23 gennaio 2023

di Marco Ponti e Giorgio Ragazzi

Quando proposero di costruire un tunnel sotto la Manica che collegasse Francia ed Inghilterra, la Thatcher disse che avrebbe dato tutte le autorizzazioni richieste ma che i soldi doveva metterceli la società promotrice del progetto (cioè doveva esser pagato tutto dagli utenti). Da politico di destra qual era voleva tutelare i contribuenti e lasciare che sulla convenienza dell’investimento decidessero i privati e non lo Stato. Salvini invece, appena nominato ministro delle Infrastrutture e dei Trasporti, non ha avuto alcuna esitazione a dichiarare che il Ponte sullo stretto si sarebbe fatto, e i lavori sarebbero addirittura iniziati entro un paio di anni.
Il neo ministro non ha avuto nemmeno il tempo di chiedere aggiornamenti sulle previsioni di traffico e di costi, figuriamoci poi stimare i benefici e costi sociali attesi. Visto che non risulta vi sia alcuna società privata disposta a finanziare quest’opera, la sicurezza di Salvini deriva evidentemente dal proposito di porre tutto a carico dello Stato. Strana posizione per uno che si definisce di destra. Eppure la storia del tunnel sotto la Manica, che collega spazi economici ben più rilevanti della Sicilia, dovrebbe far ben riflettere sui rischi di questi mega progetti: rispetto alle previsioni iniziali il costo del tunnel risultò doppio e il traffico meno della metà di quanto previsto. Gli azionisti privati che finanziarono l’opera persero praticamente tutti i loro soldi.

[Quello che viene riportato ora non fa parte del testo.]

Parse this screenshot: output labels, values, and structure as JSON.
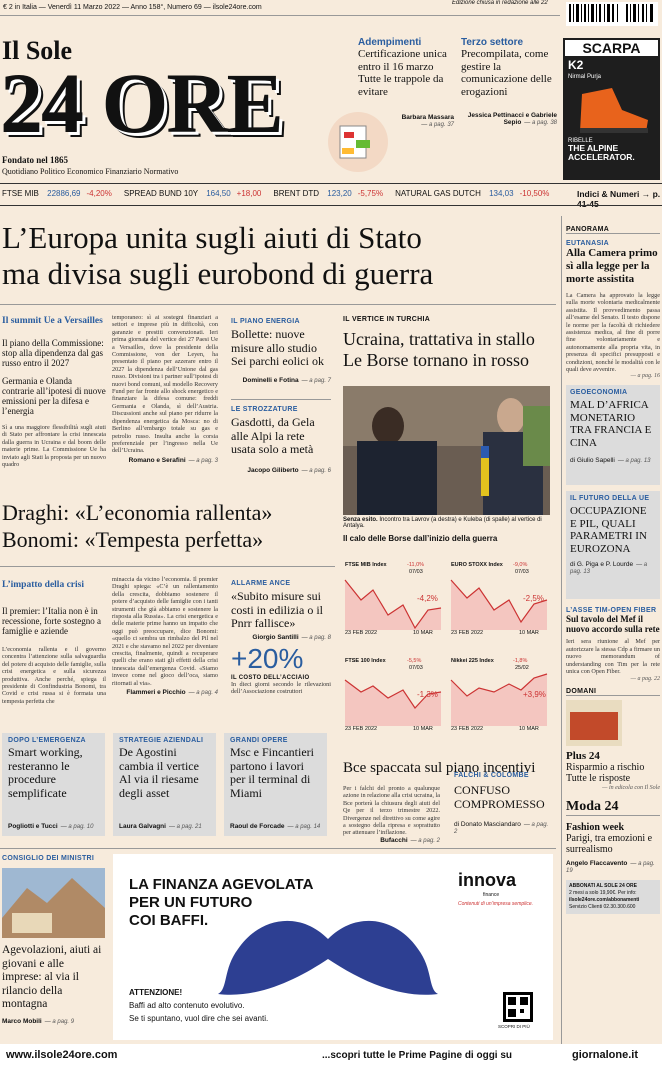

Uno studio ministeriale di un paio d’anni fa praticamente escludeva la fattibilità tecnica di un tunnel, sia sottomarino che semigalleggiante (“tunnel di Archimede”). Si potrebbe costruire un ponte a campata unica di 3 km nel punto dove le due coste sono più vicine. Ma, oltre a sollevare notevoli problemi sismici, essendo una struttura molto flessibile, in tutti i giorni di venti forti, molto frequenti sullo stretto, non sarebbe probabilmente utilizzabile. Inoltre, essendo nell’estremo nord dello stretto, lontano sia da Messina che da Reggio Calabria, sarebbe scomodissimo per tutto il traffico locale (quello principale), che continuerebbe a usare i traghetti perché per molti utenti addirittura più veloci. E questo anche immaginando che tutti i costi siano a carico dello Stato e che quindi non si applichi pedaggio alcuno sul transito: un pedaggio ridurrebbe ancora un’utenza che, dai dati di quello stesso studio, si poteva dedurre non essere certo altissima.
Si osserva che il Ponte è visto come opera essenziale a completamento e giustificazione del progetto ferroviario di raddoppio ad Alta Velocità della linea tra Salerno e Reggio Calabria. Si tratta della maggior opera infrastrutturale del PNRR, prevista costare una cifra compresa tra i 22 e i 29 miliardi (tra 5 e 7 TAV, per intenderci) tutti a carico dei contribuenti. Rispetto alla linea esistente tra Salerno e Reggio Calabria, in fase di velocizzazione e molto lontana dalla saturazione (al massimo di arriva al 50% della capacità), con la nuova linea si otterrà un risparmio di circa 40 minuti di tempo di viaggio. Un costo spropositato per un beneficio minuscolo. D’altronde il forte aumento previsto per i costi di costruzione costringerà molto probabilmente a rinviare, se non ridimensionare, il progetto AV Salerno-Reggio, con ovvie implicazioni anche per l’utilità del ponte ferroviario sullo stretto, di cui peraltro non si conoscono stime di costo nemmeno approssimative.
Per la prima tratta della Salerno – Reggio (7 Miliardi di costo previsto) è stata presentata una analisi costi-benefici sociali, ma a decisione già data come presa, e dal soggetto stesso destinatario dei soldi (Ferrovie dello Stato), che di conseguenza si è visto costretto ad usare una metodologia talmente ottimistica che probabilmente avrebbe dimostrato fattibile qualsiasi cosa.
La netta impressione è che si tratti di soldi e di annunci il cui scopo è la ricerca di consenso elettorale, molto più che non quello di far crescere il Mezzogiorno, che di cose molto diverse avrebbe bisogno.
Quand’anche, con enorme dispendio di risorse pubbliche, si costruisse una rete ad alta velocità da Salerno a Catania e Palermo, la concorrenza del mezzo aereo condannerebbe questa rete servire un traffico esiguo rispetto sia ai costi che alla capacità delle linee, che si ricorda essere di 300 treni al giorno.